La Générale hésita très furtivement lorsqu'elle porta sa main gauche à l’un de ses peignes et fit mine de le remettre en place. Ses yeux fixaient la coursive devant elle sans la voir.
Elle réfléchissait aux options qui se présentaient à elle, songea Mead’. Aucun doute, il s’agissait bien de peignes… Sûrement aussi acérés qu’une lame, et pointus qu’un poignard… Capables de trancher des cous, de transpercer une artère ou un cœur…
— On y va ? demanda-t-elle sans laisser paraître la moindre de ses pensées.
La Générale acquiesça et marcha à ses côtés, silencieuse.
— Vous avez toujours travaillé pour Anat ?
La question n’était pas innocente.
Elle sentit sa voisine se raidir.
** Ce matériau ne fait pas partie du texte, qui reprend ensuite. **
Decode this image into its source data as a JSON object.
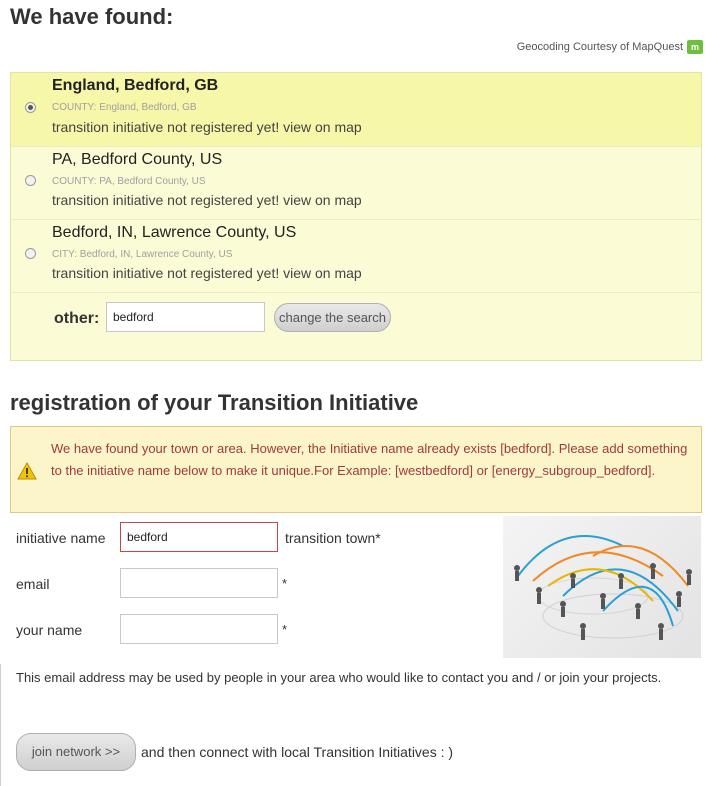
{
  "header": {
    "title": "We have found:"
  },
  "geocoding": {
    "text": "Geocoding Courtesy of MapQuest",
    "icon": "mapquest-logo-icon"
  },
  "results": [
    {
      "place": "England, Bedford, GB",
      "county": "COUNTY: England, Bedford, GB",
      "note": "transition initiative not registered yet!",
      "map_link": "view on map",
      "selected": true
    },
    {
      "place": "PA, Bedford County, US",
      "county": "COUNTY: PA, Bedford County, US",
      "note": "transition initiative not registered yet!",
      "map_link": "view on map",
      "selected": false
    },
    {
      "place": "Bedford, IN, Lawrence County, US",
      "county": "CITY: Bedford, IN, Lawrence County, US",
      "note": "transition initiative not registered yet!",
      "map_link": "view on map",
      "selected": false
    }
  ],
  "other": {
    "label": "other:",
    "value": "bedford",
    "button": "change the search"
  },
  "registration": {
    "title": "registration of your Transition Initiative",
    "warning": "We have found your town or area. However, the Initiative name already exists [bedford]. Please add something to the initiative name below to make it unique.For Example: [westbedford] or [energy_subgroup_bedford].",
    "initiative_label": "initiative name",
    "initiative_value": "bedford",
    "initiative_suffix": "transition town*",
    "email_label": "email",
    "name_label": "your name",
    "required_mark": "*",
    "info": "This email address may be used by people in your area who would like to contact you and / or join your projects.",
    "join_button": "join network >>",
    "join_text": "and then connect with local Transition Initiatives : )"
  },
  "colors": {
    "selected_row": "#f7f7a9",
    "row": "#fbfbd6",
    "warning_text": "#a03b3b",
    "error_border": "#c84545"
  }
}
Elle était sur ses gardes. Ce qui confirmait, une fois encore, ce que pensait Mead’ qui lui décocha un sourire faussement bienveillant.
Cela ne rassura pas la Générale pour autant.
Mead' n'avait aucun besoin de fouiller dans son esprit pour savoir que cette femme était au service d’Anat depuis un moment, mais pas assez pour l’affirmer, sans y réfléchir. Ses gestes, ses hésitations parlaient pour elle, mais moins que son faux maquillage pourtant. Peut-être aurait-elle pu le faire croire à quelqu’un d’autre, mais l’ijà’kô lui posait un problème, visiblement. Mais lequel ?
Cette fois, Mead’ ne résista pas à entrer dans son esprit, juste une seconde ou deux pour ne pas se faire prendre par surprise, aussi bien dedans que dehors. Elle découvrit que la Générale se demandait si elle avait réellement les pouvoirs qu’on lui prêtait, et si oui, quels étaient vraiment leur étendue. Devait-elle la tuer et n'avoir jamais de réponse à cette question ? La tester au risque d'y perdre la vie, un membre ou même l'esprit ? L'assommer et l'enlever pour l'interroger et la torturer en toute sécurité ?
— J’en déduis que non, soupira Mead’
Elle aurait tout aussi bien pu dire le contraire. Sa voix lui parut lointaine.
La Garde divine pensait qu'elle répondait à sa propre question. Elle mit un point d'honneur à y apporter quelques précisions. Dans le même temps, elle décida aussi ce qu'elle devait faire.
— J’avais un autre maître, il n’y a pas si longtemps, avoua son interlocutrice.
— Il est mort ?
— Il le sera bientôt.
C’était beaucoup plus qu’une affirmation... Une certitude absolue.
Mead’ l’observait de biais tout en marchant à son côté gauche. Elle vit un sourire crispé se dessiner sur les lèvres de la garde d’Anat.
— Il m’a tuée. Du moins, il l’a cru. Il aurait dû vérifier. Il a commis une erreur.
— Une divergence d’opinion, ironisa Mead’ sur un ton léger, comme si cela n’avait pas d’importance.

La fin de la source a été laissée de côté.